Date of Report (Date of earliest event reported): July 18, 2018
EVOLUS, INC.
(Exact name of registrant as specified in its charter)
Delaware
 
001-38381
 
46-1385614
(State or other jurisdiction
of incorporation)
 
(Commission File Number)
 
(I.R.S. Employer
Identification No.)

17901 Von Karman Avenue, Suite 150
Irvine, California 92614
(Address of principal executive offices) (Zip Code)

(949) 284-4555
(Registrant’s telephone number, including area code)

N/A
(Former name or former address, if changed since last report)

Check the appropriate box below if the Form 8-K filing is intended to simultaneously satisfy the filing obligation of the registrant under any of the following provisions:

☐ Written communications pursuant to Rule 425 under the Securities Act (17 CFR 230.425)
☐ Soliciting material pursuant to Rule 14a-12 under the Exchange Act (17 CFR 240.14a-12)
☐ Pre-commencement communications pursuant to Rule 14d-2(b) under the Exchange Act (17 CFR 240.14d-2(b))
☐ Pre-commencement communications pursuant to Rule 13e-4(c) under the Exchange Act (17 CFR 240.13e-4(c))
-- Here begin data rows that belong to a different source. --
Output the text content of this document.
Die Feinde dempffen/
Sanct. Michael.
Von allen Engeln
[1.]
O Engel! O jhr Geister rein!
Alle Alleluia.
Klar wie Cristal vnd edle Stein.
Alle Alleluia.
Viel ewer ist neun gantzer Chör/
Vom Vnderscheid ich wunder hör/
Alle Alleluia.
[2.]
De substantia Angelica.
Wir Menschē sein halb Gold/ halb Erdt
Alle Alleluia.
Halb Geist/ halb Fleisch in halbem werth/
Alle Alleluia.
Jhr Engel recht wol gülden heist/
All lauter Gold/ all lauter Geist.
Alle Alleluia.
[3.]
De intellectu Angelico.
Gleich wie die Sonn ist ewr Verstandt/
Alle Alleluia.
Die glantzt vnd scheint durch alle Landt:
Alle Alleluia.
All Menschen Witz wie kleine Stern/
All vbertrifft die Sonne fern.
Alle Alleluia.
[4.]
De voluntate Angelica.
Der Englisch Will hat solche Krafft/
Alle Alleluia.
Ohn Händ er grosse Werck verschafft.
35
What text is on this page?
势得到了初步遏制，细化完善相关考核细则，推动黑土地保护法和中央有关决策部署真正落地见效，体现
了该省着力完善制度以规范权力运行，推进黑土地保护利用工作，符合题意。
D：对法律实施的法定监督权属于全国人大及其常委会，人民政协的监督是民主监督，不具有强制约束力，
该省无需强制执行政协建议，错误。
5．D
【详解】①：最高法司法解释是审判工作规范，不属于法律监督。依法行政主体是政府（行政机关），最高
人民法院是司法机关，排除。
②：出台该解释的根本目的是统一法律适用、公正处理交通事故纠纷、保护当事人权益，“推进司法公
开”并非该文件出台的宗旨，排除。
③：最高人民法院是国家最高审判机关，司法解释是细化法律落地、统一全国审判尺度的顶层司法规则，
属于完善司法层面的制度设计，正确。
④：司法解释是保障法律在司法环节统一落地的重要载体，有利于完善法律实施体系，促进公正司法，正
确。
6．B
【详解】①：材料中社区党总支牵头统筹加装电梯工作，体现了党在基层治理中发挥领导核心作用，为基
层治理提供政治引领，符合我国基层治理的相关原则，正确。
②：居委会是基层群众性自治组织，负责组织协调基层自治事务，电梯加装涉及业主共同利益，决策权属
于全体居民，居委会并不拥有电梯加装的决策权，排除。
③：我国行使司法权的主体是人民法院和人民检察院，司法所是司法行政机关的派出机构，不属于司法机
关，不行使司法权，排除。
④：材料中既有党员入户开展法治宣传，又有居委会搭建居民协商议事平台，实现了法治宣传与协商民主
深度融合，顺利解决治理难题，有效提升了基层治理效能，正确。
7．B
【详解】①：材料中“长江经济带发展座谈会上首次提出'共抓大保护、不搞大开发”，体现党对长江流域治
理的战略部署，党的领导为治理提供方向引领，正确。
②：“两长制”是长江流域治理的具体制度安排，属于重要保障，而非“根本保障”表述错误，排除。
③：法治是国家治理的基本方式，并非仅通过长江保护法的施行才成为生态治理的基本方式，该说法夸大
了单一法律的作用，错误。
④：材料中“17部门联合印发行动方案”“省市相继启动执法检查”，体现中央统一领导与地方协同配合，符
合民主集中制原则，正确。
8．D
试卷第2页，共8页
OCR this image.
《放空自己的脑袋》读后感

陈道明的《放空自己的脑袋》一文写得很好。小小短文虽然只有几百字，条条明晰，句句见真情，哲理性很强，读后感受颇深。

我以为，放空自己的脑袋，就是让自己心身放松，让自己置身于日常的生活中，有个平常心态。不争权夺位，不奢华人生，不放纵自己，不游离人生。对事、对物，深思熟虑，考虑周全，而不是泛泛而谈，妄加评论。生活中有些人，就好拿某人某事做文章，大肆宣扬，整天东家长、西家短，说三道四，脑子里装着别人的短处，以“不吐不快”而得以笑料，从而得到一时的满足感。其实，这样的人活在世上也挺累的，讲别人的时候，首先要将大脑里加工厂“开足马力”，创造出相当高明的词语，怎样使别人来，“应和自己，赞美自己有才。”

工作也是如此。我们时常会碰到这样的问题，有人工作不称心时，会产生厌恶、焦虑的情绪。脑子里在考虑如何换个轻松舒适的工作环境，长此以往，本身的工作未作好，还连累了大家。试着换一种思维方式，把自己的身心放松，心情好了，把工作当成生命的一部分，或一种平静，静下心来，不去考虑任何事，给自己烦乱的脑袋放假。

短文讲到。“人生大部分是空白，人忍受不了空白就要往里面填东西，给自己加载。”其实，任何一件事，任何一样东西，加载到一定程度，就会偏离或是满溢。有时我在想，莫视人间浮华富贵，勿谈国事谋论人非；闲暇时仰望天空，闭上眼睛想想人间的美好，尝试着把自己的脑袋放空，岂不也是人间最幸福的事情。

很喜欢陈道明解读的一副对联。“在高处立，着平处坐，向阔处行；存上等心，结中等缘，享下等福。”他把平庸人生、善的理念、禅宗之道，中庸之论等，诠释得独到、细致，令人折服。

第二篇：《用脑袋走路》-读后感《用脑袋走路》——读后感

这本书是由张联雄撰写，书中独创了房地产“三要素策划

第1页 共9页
Indicate by check mark whether the registrant is an emerging growth company as defined in as defined in Rule 405 of the Securities Act of 1933 (§230.405 of this chapter) or Rule 12b-2 of the Securities Exchange Act of 1934 (§240.12b-2 of this chapter).

Emerging growth company ☒

If an emerging growth company, indicate by check mark if the registrant has elected not to use the extended transition period for complying with any new or revised financial accounting standards provided pursuant to Section 13(a) of the Exchange Act. ☒
 





Item 1.01    Entry into a Material Definitive Agreement.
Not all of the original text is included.